Na busca pelos ícones culturais do Brasil, muitas vezes o que se vê é a representação daquilo que é mais óbvio, como a bandeira, o mapa, as cores verde e amarelo...
As araras, tem muita arara.
Exatamente. Como fugir disso e captar o “espírito do lugar”? O que pode ser aproveitado na construção de uma moda local?
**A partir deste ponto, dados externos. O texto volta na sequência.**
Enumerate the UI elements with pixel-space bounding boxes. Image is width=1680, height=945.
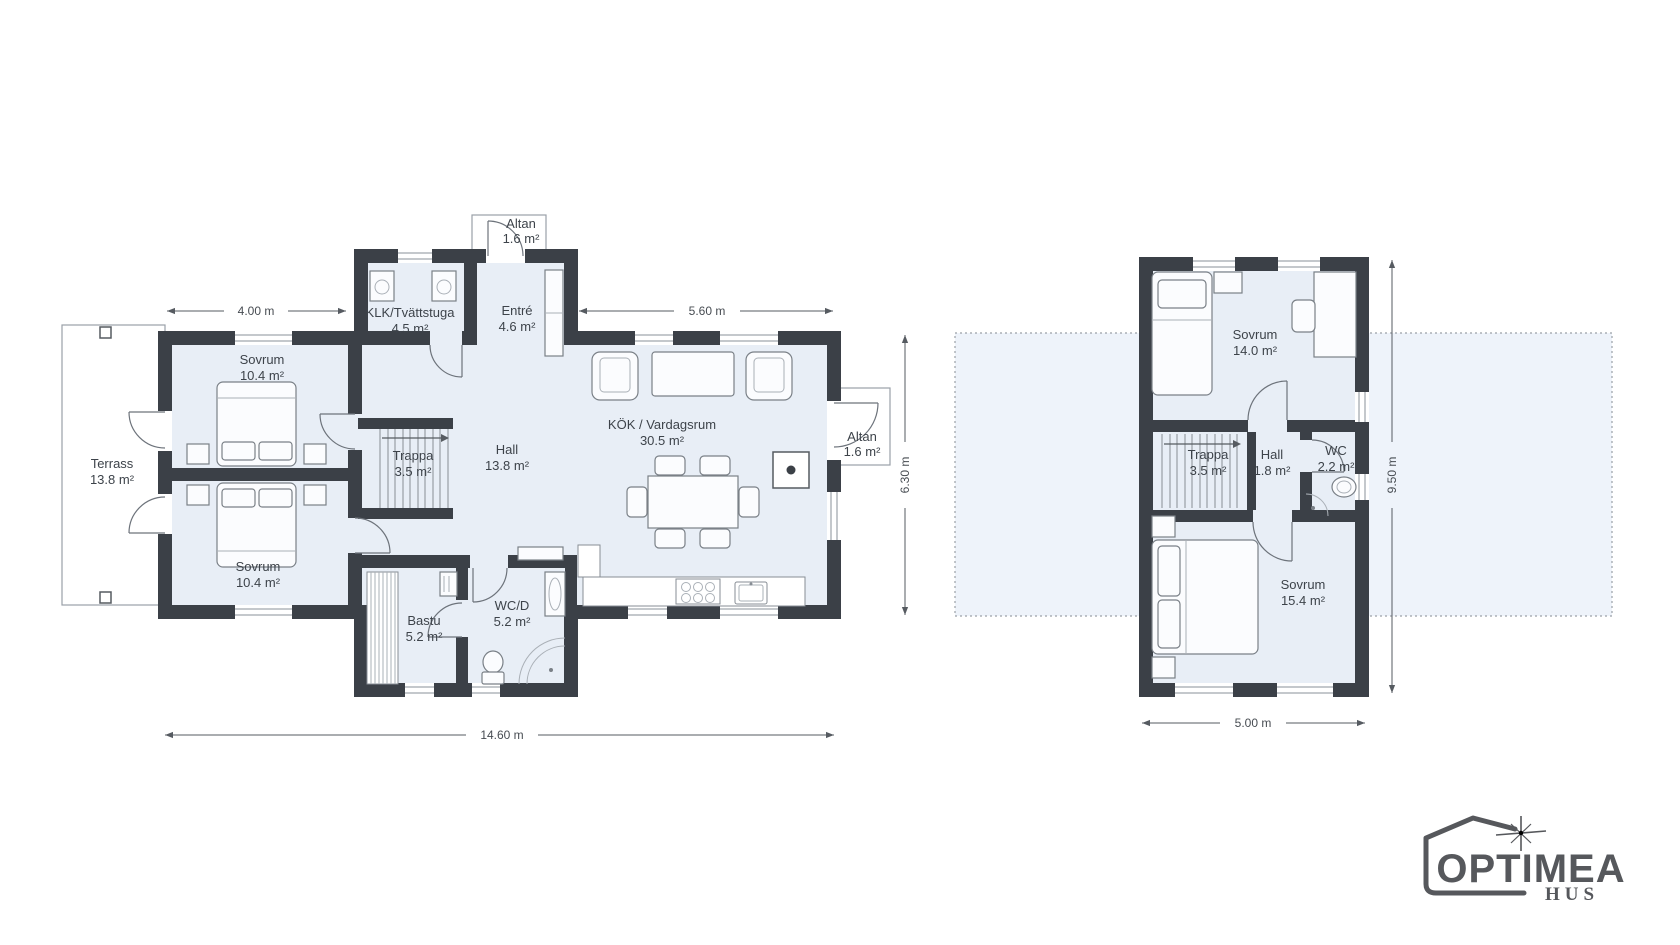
svg-text:Sovrum: Sovrum bbox=[236, 559, 281, 574]
window bbox=[235, 605, 292, 619]
room-label-trappa: Trappa 3.5 m² bbox=[393, 448, 434, 479]
svg-text:1.6 m²: 1.6 m² bbox=[503, 231, 541, 246]
window bbox=[1355, 474, 1369, 500]
window bbox=[720, 605, 778, 619]
svg-text:1.6 m²: 1.6 m² bbox=[844, 444, 882, 459]
window bbox=[405, 683, 434, 697]
sauna-heater-icon bbox=[440, 572, 457, 596]
window bbox=[1277, 683, 1333, 697]
bed-icon bbox=[1152, 516, 1258, 678]
svg-text:3.5 m²: 3.5 m² bbox=[395, 464, 433, 479]
floorplan-drawing: Terrass 13.8 m² Sovrum 10.4 m² KLK/Tvätt… bbox=[0, 0, 1680, 945]
svg-text:Hall: Hall bbox=[1261, 447, 1284, 462]
svg-text:13.8 m²: 13.8 m² bbox=[485, 458, 530, 473]
room-label-sovrum-top: Sovrum 14.0 m² bbox=[1233, 327, 1278, 358]
svg-text:5.00 m: 5.00 m bbox=[1235, 716, 1272, 730]
coffee-table-icon bbox=[652, 352, 734, 396]
svg-text:Bastu: Bastu bbox=[407, 613, 440, 628]
svg-text:9.50 m: 9.50 m bbox=[1385, 457, 1399, 494]
svg-text:Hall: Hall bbox=[496, 442, 519, 457]
ground-floor-plan: Terrass 13.8 m² Sovrum 10.4 m² KLK/Tvätt… bbox=[62, 215, 912, 742]
svg-text:14.60 m: 14.60 m bbox=[480, 728, 523, 742]
svg-text:2.2 m²: 2.2 m² bbox=[1318, 459, 1356, 474]
window bbox=[398, 249, 432, 263]
dimension-6-3m: 6.30 m bbox=[898, 335, 912, 615]
svg-text:WC: WC bbox=[1325, 443, 1347, 458]
svg-text:Sovrum: Sovrum bbox=[240, 352, 285, 367]
floorplan-canvas: Terrass 13.8 m² Sovrum 10.4 m² KLK/Tvätt… bbox=[0, 0, 1680, 945]
svg-text:Entré: Entré bbox=[501, 303, 532, 318]
washer-icon bbox=[370, 271, 394, 301]
window bbox=[635, 331, 673, 345]
dimension-9-5m: 9.50 m bbox=[1385, 260, 1399, 693]
closet-icon bbox=[545, 270, 563, 356]
svg-text:4.5 m²: 4.5 m² bbox=[392, 321, 430, 336]
room-label-altan-top: Altan 1.6 m² bbox=[503, 216, 541, 246]
svg-text:4.6 m²: 4.6 m² bbox=[499, 319, 537, 334]
wc-sink-icon bbox=[1332, 477, 1356, 497]
dimension-14-6m: 14.60 m bbox=[165, 728, 834, 742]
svg-text:Sovrum: Sovrum bbox=[1233, 327, 1278, 342]
window bbox=[1193, 257, 1235, 271]
room-label-sovrum-bottom: Sovrum 15.4 m² bbox=[1281, 577, 1326, 608]
dryer-icon bbox=[432, 271, 456, 301]
window bbox=[1355, 392, 1369, 422]
window bbox=[235, 331, 292, 345]
svg-text:6.30 m: 6.30 m bbox=[898, 457, 912, 494]
sauna-bench-icon bbox=[367, 572, 398, 684]
toilet-icon bbox=[482, 651, 504, 684]
svg-text:30.5 m²: 30.5 m² bbox=[640, 433, 685, 448]
armchair-icon bbox=[592, 352, 638, 400]
svg-text:Trappa: Trappa bbox=[393, 448, 434, 463]
dimension-5-6m: 5.60 m bbox=[579, 304, 833, 318]
dimension-5m: 5.00 m bbox=[1142, 716, 1365, 730]
svg-text:4.00 m: 4.00 m bbox=[238, 304, 275, 318]
room-label-sovrum-top: Sovrum 10.4 m² bbox=[240, 352, 285, 383]
svg-text:Terrass: Terrass bbox=[91, 456, 134, 471]
logo-sub-text: HUS bbox=[1545, 884, 1599, 905]
svg-text:15.4 m²: 15.4 m² bbox=[1281, 593, 1326, 608]
window bbox=[720, 331, 778, 345]
fireplace-icon bbox=[773, 452, 809, 488]
svg-text:13.8 m²: 13.8 m² bbox=[90, 472, 135, 487]
terrace-post bbox=[100, 327, 111, 338]
svg-text:Trappa: Trappa bbox=[1188, 447, 1229, 462]
window bbox=[1278, 257, 1320, 271]
svg-text:Altan: Altan bbox=[506, 216, 536, 231]
shelf-icon bbox=[518, 547, 563, 560]
window bbox=[827, 492, 841, 540]
room-label-wcd: WC/D 5.2 m² bbox=[494, 598, 532, 629]
stove-icon bbox=[676, 579, 720, 604]
sink-icon bbox=[735, 582, 767, 604]
room-label-trappa: Trappa 3.5 m² bbox=[1188, 447, 1229, 478]
room-label-sovrum-bottom: Sovrum 10.4 m² bbox=[236, 559, 281, 590]
terrace-post bbox=[100, 592, 111, 603]
dimension-4m: 4.00 m bbox=[167, 304, 346, 318]
svg-text:10.4 m²: 10.4 m² bbox=[240, 368, 285, 383]
svg-text:KLK/Tvättstuga: KLK/Tvättstuga bbox=[366, 305, 456, 320]
room-label-bastu: Bastu 5.2 m² bbox=[406, 613, 444, 644]
bathroom-sink-icon bbox=[545, 572, 565, 616]
svg-text:KÖK / Vardagsrum: KÖK / Vardagsrum bbox=[608, 417, 716, 432]
room-label-terrass: Terrass 13.8 m² bbox=[90, 456, 135, 487]
room-label-entre: Entré 4.6 m² bbox=[499, 303, 537, 334]
armchair-icon bbox=[746, 352, 792, 400]
svg-text:WC/D: WC/D bbox=[495, 598, 530, 613]
upper-floor-plan: Sovrum 14.0 m² Trappa 3.5 m² Hall 1.8 m²… bbox=[955, 257, 1612, 730]
window bbox=[1175, 683, 1233, 697]
window bbox=[472, 683, 500, 697]
svg-text:14.0 m²: 14.0 m² bbox=[1233, 343, 1278, 358]
svg-text:1.8 m²: 1.8 m² bbox=[1254, 463, 1292, 478]
svg-text:Sovrum: Sovrum bbox=[1281, 577, 1326, 592]
svg-text:Altan: Altan bbox=[847, 429, 877, 444]
svg-text:5.60 m: 5.60 m bbox=[689, 304, 726, 318]
window bbox=[628, 605, 667, 619]
svg-text:3.5 m²: 3.5 m² bbox=[1190, 463, 1228, 478]
room-label-altan-right: Altan 1.6 m² bbox=[844, 429, 882, 459]
svg-text:5.2 m²: 5.2 m² bbox=[494, 614, 532, 629]
svg-text:5.2 m²: 5.2 m² bbox=[406, 629, 444, 644]
logo: OPTIMEA HUS bbox=[1426, 816, 1626, 905]
sparkle-icon bbox=[1496, 816, 1546, 851]
svg-text:10.4 m²: 10.4 m² bbox=[236, 575, 281, 590]
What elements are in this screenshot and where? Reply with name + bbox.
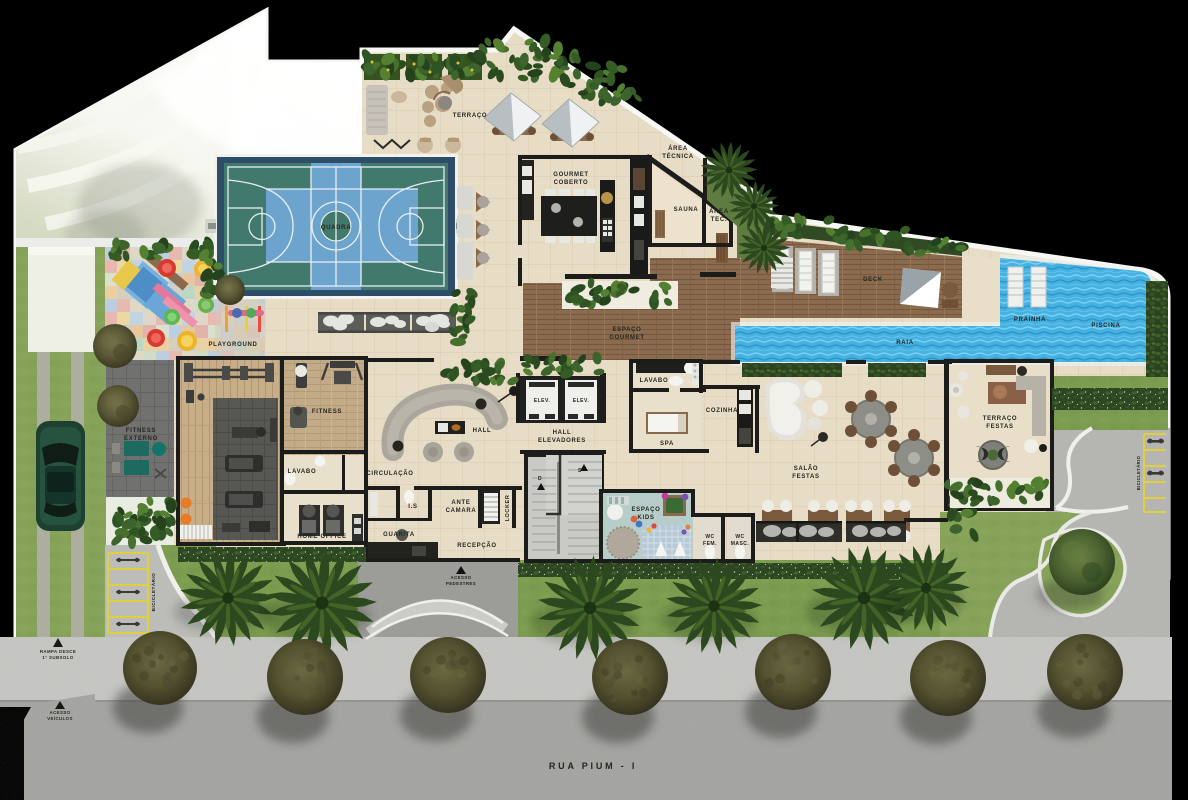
svg-text:EXTERNO: EXTERNO	[124, 436, 158, 442]
svg-text:BICICLETÁRIO: BICICLETÁRIO	[1136, 455, 1141, 490]
svg-text:COZINHA: COZINHA	[706, 408, 738, 414]
svg-text:ÁREA: ÁREA	[709, 208, 729, 215]
svg-text:FESTAS: FESTAS	[792, 474, 819, 480]
svg-text:RUA PIUM - I: RUA PIUM - I	[549, 761, 637, 771]
svg-text:ESPAÇO: ESPAÇO	[612, 327, 641, 333]
svg-text:D: D	[538, 476, 542, 482]
svg-text:ÁREA: ÁREA	[668, 145, 688, 152]
svg-text:QUADRA: QUADRA	[321, 225, 352, 231]
svg-text:PRAINHA: PRAINHA	[1014, 317, 1046, 323]
svg-text:I.S: I.S	[408, 504, 417, 510]
svg-text:ELEV.: ELEV.	[534, 398, 551, 404]
svg-text:CIRCULAÇÃO: CIRCULAÇÃO	[366, 470, 413, 477]
svg-text:LAVABO: LAVABO	[288, 469, 317, 475]
svg-text:LAVABO: LAVABO	[640, 378, 669, 384]
svg-text:SALÃO: SALÃO	[794, 465, 819, 472]
svg-text:FESTAS: FESTAS	[986, 424, 1013, 430]
svg-text:COBERTO: COBERTO	[554, 180, 589, 186]
svg-text:WC: WC	[735, 534, 744, 540]
svg-text:ELEV.: ELEV.	[573, 398, 590, 404]
svg-text:SPA: SPA	[660, 441, 674, 447]
svg-text:LOCKER: LOCKER	[505, 495, 511, 522]
svg-text:RAIA: RAIA	[896, 340, 913, 346]
svg-text:PEDESTRES: PEDESTRES	[446, 581, 476, 586]
svg-text:HALL: HALL	[473, 428, 492, 434]
svg-text:CAMARA: CAMARA	[446, 508, 477, 514]
svg-text:RECEPÇÃO: RECEPÇÃO	[457, 542, 497, 549]
svg-text:BICICLETÁRIO: BICICLETÁRIO	[150, 573, 156, 612]
svg-text:ELEVADORES: ELEVADORES	[538, 438, 586, 444]
svg-text:GUARITA: GUARITA	[383, 532, 415, 538]
svg-text:HALL: HALL	[553, 430, 572, 436]
svg-text:KIDS: KIDS	[637, 515, 654, 521]
svg-text:MASC.: MASC.	[731, 541, 750, 547]
svg-text:FITNESS: FITNESS	[126, 428, 156, 434]
svg-text:TERRAÇO: TERRAÇO	[983, 416, 1018, 422]
svg-text:FITNESS: FITNESS	[312, 409, 342, 415]
svg-text:GOURMET: GOURMET	[553, 172, 589, 178]
svg-text:HOME OFFICE: HOME OFFICE	[297, 534, 346, 540]
svg-text:TEC.: TEC.	[711, 217, 727, 223]
svg-text:ANTE: ANTE	[451, 500, 470, 506]
svg-text:TÉCNICA: TÉCNICA	[662, 152, 694, 160]
svg-text:ESPAÇO: ESPAÇO	[631, 507, 660, 513]
svg-text:WC: WC	[705, 534, 714, 540]
svg-text:FEM.: FEM.	[703, 541, 717, 547]
svg-text:PLAYGROUND: PLAYGROUND	[208, 342, 257, 348]
svg-text:GOURMET: GOURMET	[609, 335, 645, 341]
svg-text:ACESSO: ACESSO	[451, 575, 472, 580]
svg-text:SAUNA: SAUNA	[674, 207, 699, 213]
svg-text:DECK: DECK	[863, 277, 883, 283]
svg-text:TERRAÇO: TERRAÇO	[453, 113, 488, 119]
svg-text:PISCINA: PISCINA	[1091, 323, 1120, 329]
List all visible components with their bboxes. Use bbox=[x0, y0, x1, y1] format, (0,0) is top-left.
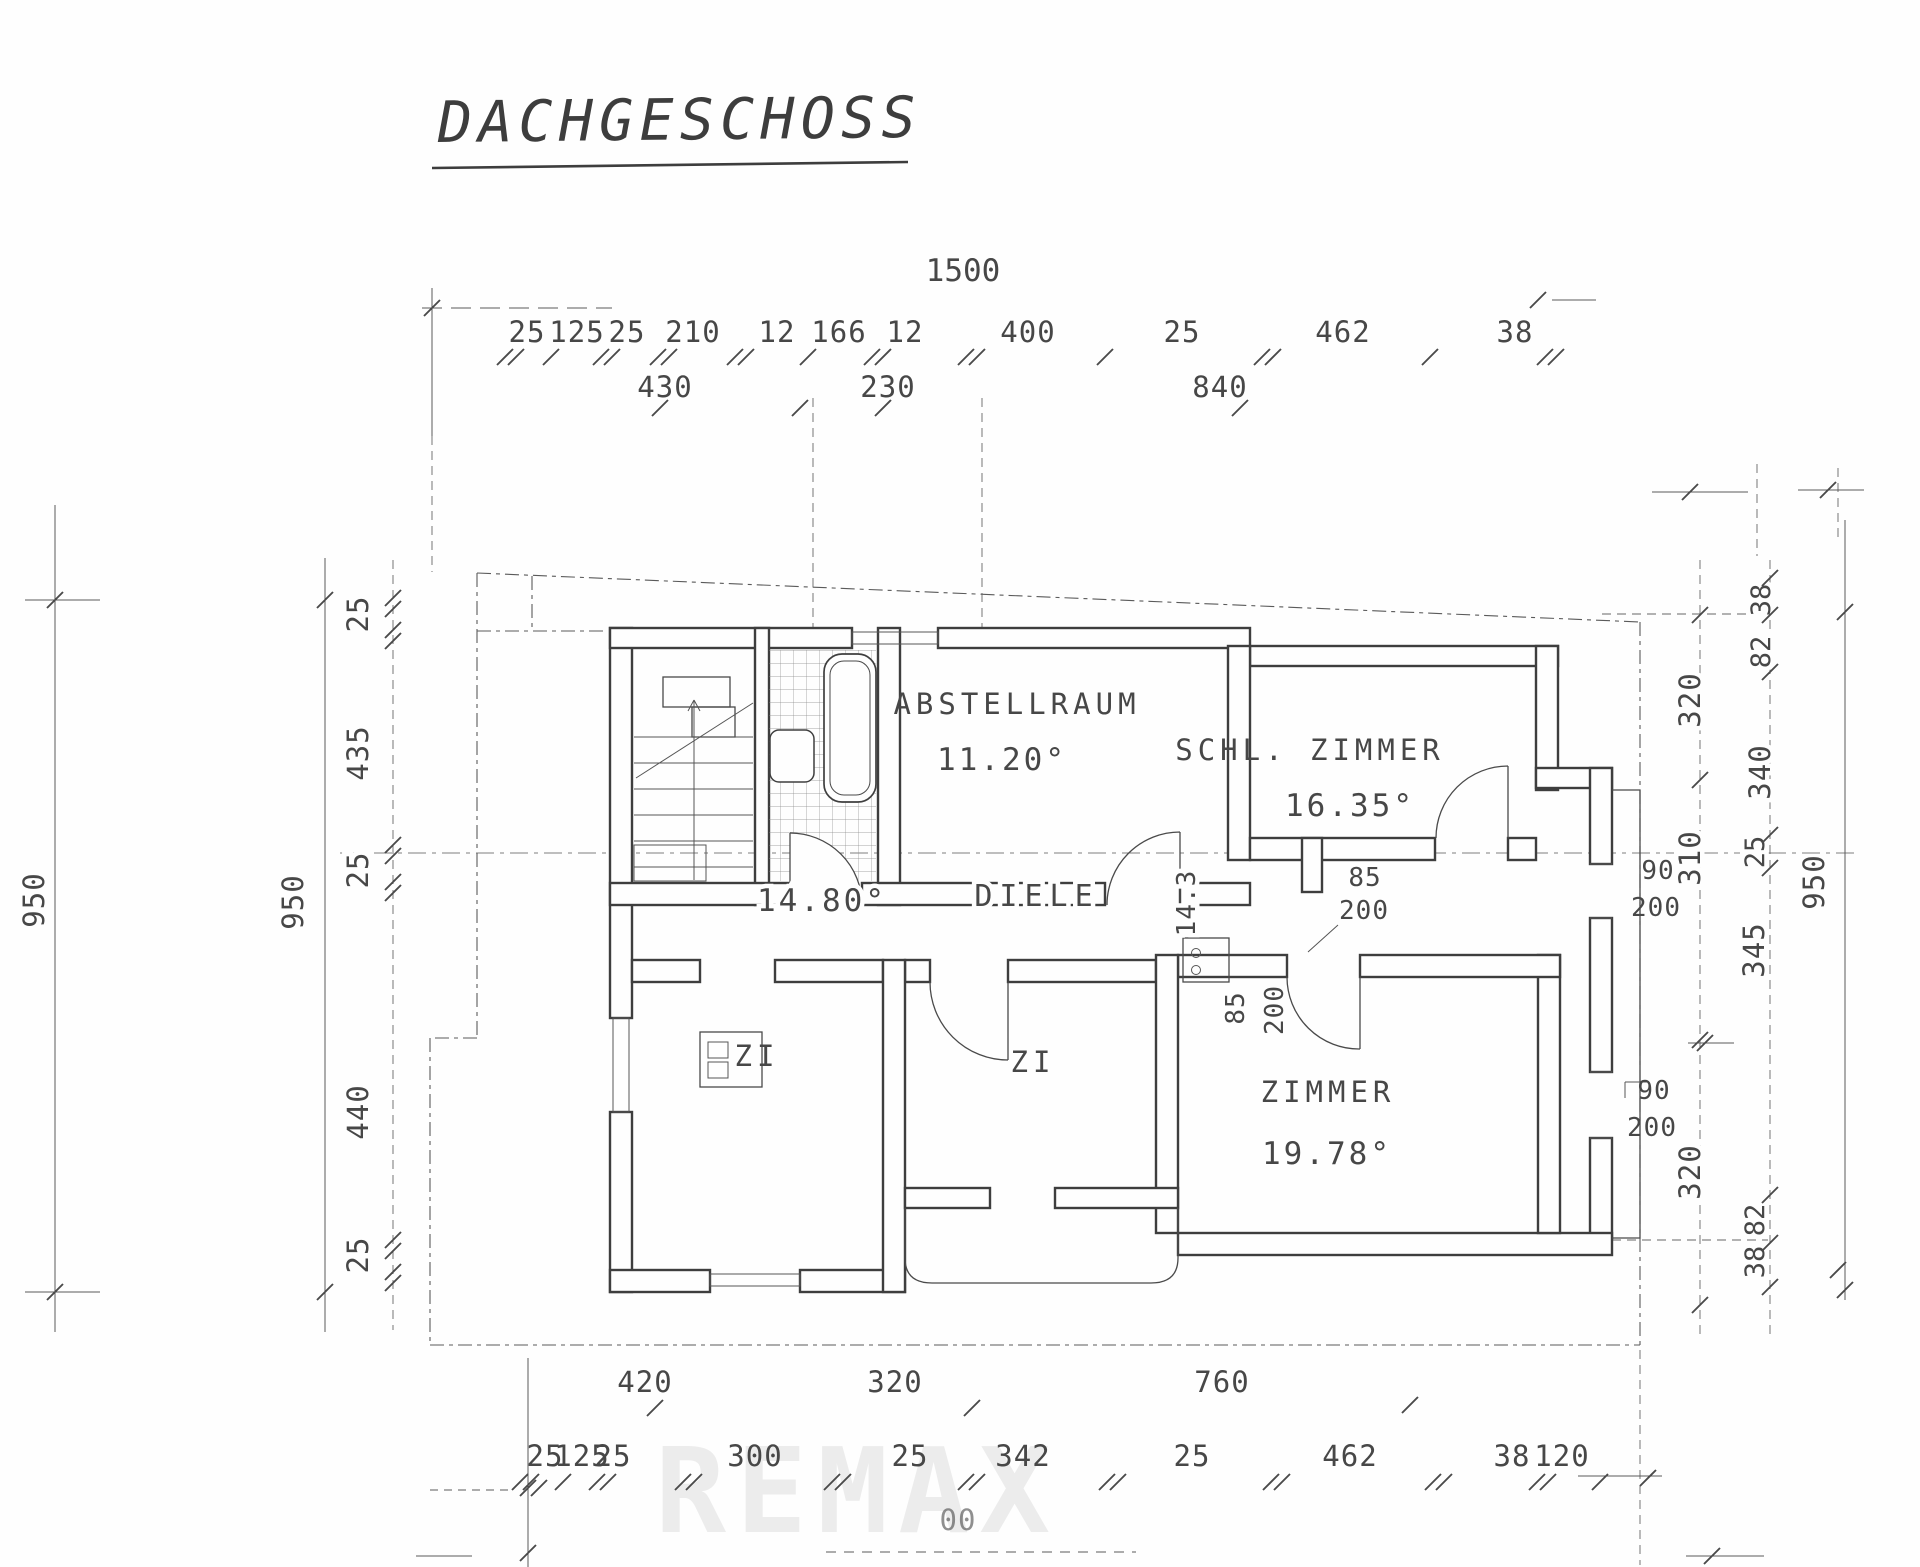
dim-top-3: 25 bbox=[609, 315, 646, 349]
room-label-abstellraum: ABSTELLRAUM bbox=[893, 687, 1140, 721]
room-label-zimmer: ZIMMER bbox=[1261, 1075, 1396, 1109]
dim-right-b7: 38 bbox=[1740, 1246, 1771, 1279]
door-width-85a: 85 bbox=[1348, 863, 1381, 893]
dim-bot-r2-5: 25 bbox=[892, 1439, 929, 1473]
door-height-85b: 200 bbox=[1260, 985, 1290, 1035]
dim-top-r2-3: 840 bbox=[1192, 370, 1247, 404]
dimension-chain-top: 1500 25 125 25 210 12 166 12 400 25 462 … bbox=[422, 253, 1596, 404]
dim-right-b4: 25 bbox=[1740, 836, 1771, 869]
reference-lines bbox=[55, 288, 1845, 1567]
page-title: DACHGESCHOSS bbox=[436, 85, 921, 156]
dimension-chain-bottom: 420 320 760 25 125 25 300 25 342 25 462 … bbox=[416, 1365, 1764, 1556]
dim-bot-r2-10: 120 bbox=[1534, 1439, 1589, 1473]
dim-right-a3: 320 bbox=[1673, 1144, 1707, 1199]
dim-bot-r2-4: 300 bbox=[727, 1439, 782, 1473]
dim-top-1: 25 bbox=[509, 315, 546, 349]
door-height-90a: 200 bbox=[1631, 893, 1681, 923]
dim-right-b6: 82 bbox=[1740, 1204, 1771, 1237]
drawing-title: DACHGESCHOSS bbox=[432, 85, 922, 168]
scan-page: REMAX DACHGESCHOSS bbox=[0, 0, 1920, 1567]
dim-bot-r1-3: 760 bbox=[1194, 1365, 1249, 1399]
dim-top-r2-2: 230 bbox=[860, 370, 915, 404]
room-area-abstellraum: 11.20° bbox=[937, 742, 1067, 778]
dim-bot-partial: 00 bbox=[940, 1503, 977, 1537]
room-area-zimmer: 19.78° bbox=[1262, 1136, 1392, 1172]
door-width-85b: 85 bbox=[1221, 991, 1251, 1024]
room-label-zi-links: ZI bbox=[735, 1039, 780, 1073]
dimension-chain-right: 320 310 320 38 82 340 25 345 82 38 950 bbox=[1652, 490, 1864, 1278]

Se você olhar as minhas coleções – eu completei a trigésima este ano –, vai ver que eu falei da Pina Bausch – a coreógrafa alemã foi o grande objeto de pesquisa –, vai ver minha versão da Disneylândia, que era a América Latina, vai ver Louise Bourgeois, vai ver Rute e Salomão, uma coleção que fala de um judeu ortodoxo e uma cristã-nova, a China etc. Eu trabalho temas e pesquiso lugares ou situações que me emocionam de alguma forma, mas sob a minha ótica de brasileiro, trabalhando com o meu playground, aquilo que, para mim, é muito caro para a nossa cultura. Quando eu pego um desses temas, a obra de Pina Bausch, por exemplo, e desenvolvo com as minhas artesãs, é até uma forma de trazer essa informação para elas. O que é nosso? O que é nosso e nenhum outro país têm? O nosso humor é uma coisa; nossa relação com a tragédia e a comédia também; nossa relação com a paixão é muito própria, totalmente diferente de um argentino ou de um francês. Quando você faz essa leitura nas entrelinhas dessas situações, você começa a entender cada povo, a diferença sutil de cada um deles. É sutil, mas drástica. Tem essa iconografia fácil, para o mundo entender – o Cristo Redentor, o Pão de Açúcar, a arara, o carnaval –, mas a gente sabe que o Brasil é mais do que isso. Eu adoro pensar por outro lado, por um caminho menos óbvio, e entender a essência. O que me faz diferente de outro povo? Minha referência cultural. Então preciso entender melhor essa referência.